As a younger person I used to think that all of my problems could be solved. There was a light at the end of every tunnel if I just talked it through or gained the correct insights or wept enough tears. Those were more hopeful times and yet there was a burden in that assumption as well. I worked so diligently toward that future that often I missed out on the blessings of the moment.
I no longer believe in a “better Barbara” out there in the future. I’m at peace with the unsolvable aspects of my story. I will live around some scars for the rest of my days – and do so joyfully and well.
My dad was a complicated guy. He was raised in the Depression and went marching off to World War II fresh out of high school. I can’t imagine what that experience must have been like for a tall (6’8”), nerdy boy from Des Moines, Iowa. His height kept him out of combat, but he saw the grisly results of it in his work at a hospital in India. Mom recently told me that he came back from his four years at war quite changed.
Dad loved routine, cigarettes, growing vegetables, being funny, collecting rocks – and above all, cutting, splitting, stacking and burning wood in our two woodstoves. Like many men of his generation, he was emotionally remote. His occasional flashes of anger were terrifying and his sarcasm, deadly.
Many things healed as I walked through his dying journey with him in 1991. He got sweeter in those last three months of his life. I forgave him everything by the time he took his last breath in my arms. Despite that blessed time, his harshness during my childhood is one of those lingering scars I assumed would be part of me forever.

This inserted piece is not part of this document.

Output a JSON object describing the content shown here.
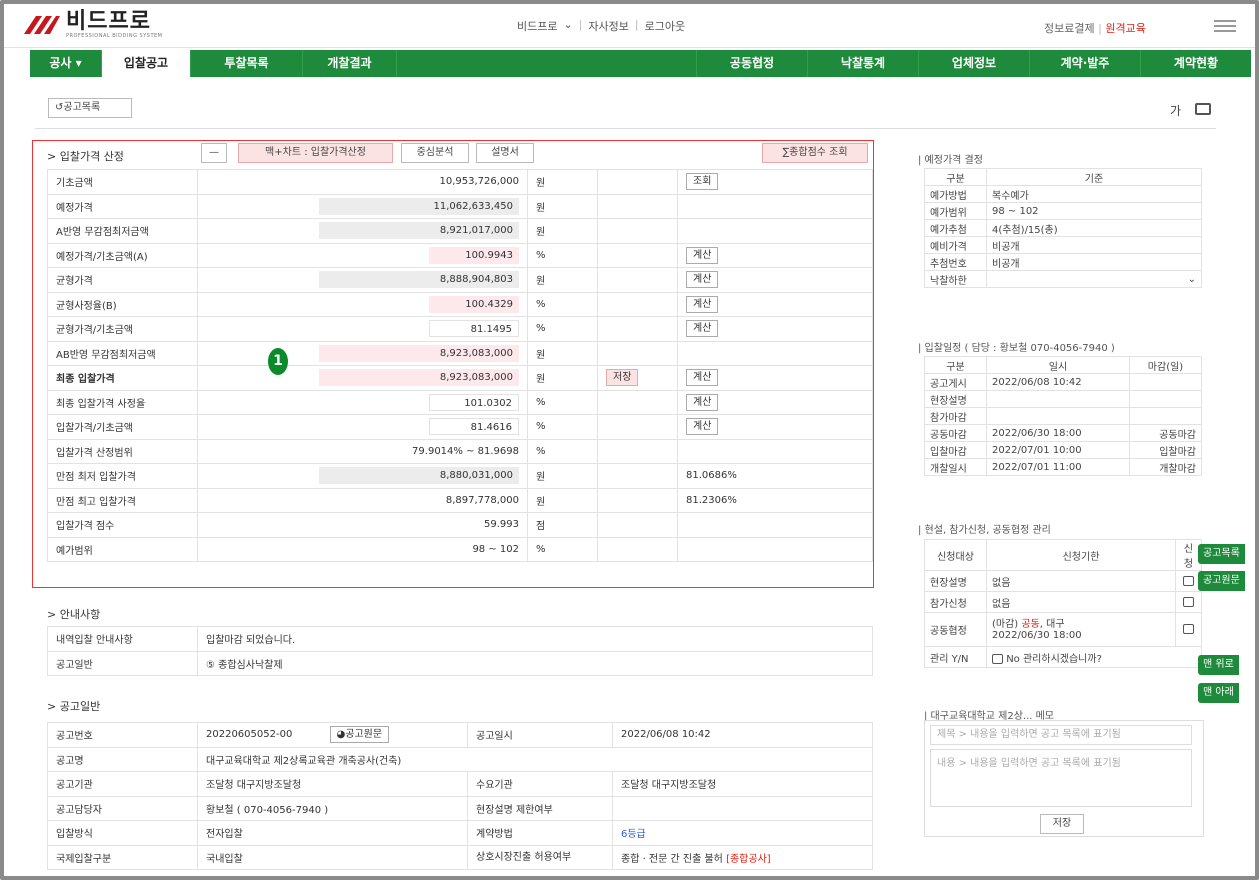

And then along came Jim. I first met Jim in the 1990’s when he would come to my office to meet with my colleague. We became friends much later when his daughter reconnected us. By that time, Jim was in his 80’s and crusading for positive aging wherever he went. We got together to design a circle exploring community singing at his senior apartment complex….and instantly became friends.
What struck me most during our friendship was how warm and affectionate Jim was with me. He told me – eyes twinkling with fondness – that I was “beauty-full.” He told me he loved me often. I cuddled in close whenever I could, even when he was spending most of his time in a wheelchair. And, oh how we sang…with great gusto and fine harmony.
Through that flood of loving words, gazes, songs and gestures, Jim gradually healed the father wound I thought I’d carry through the rest of my days. I am so glad I got to thank him for that before he died a few months ago at 93.
Jim was a loving force in many lives. How blessed I am that mine was one of them.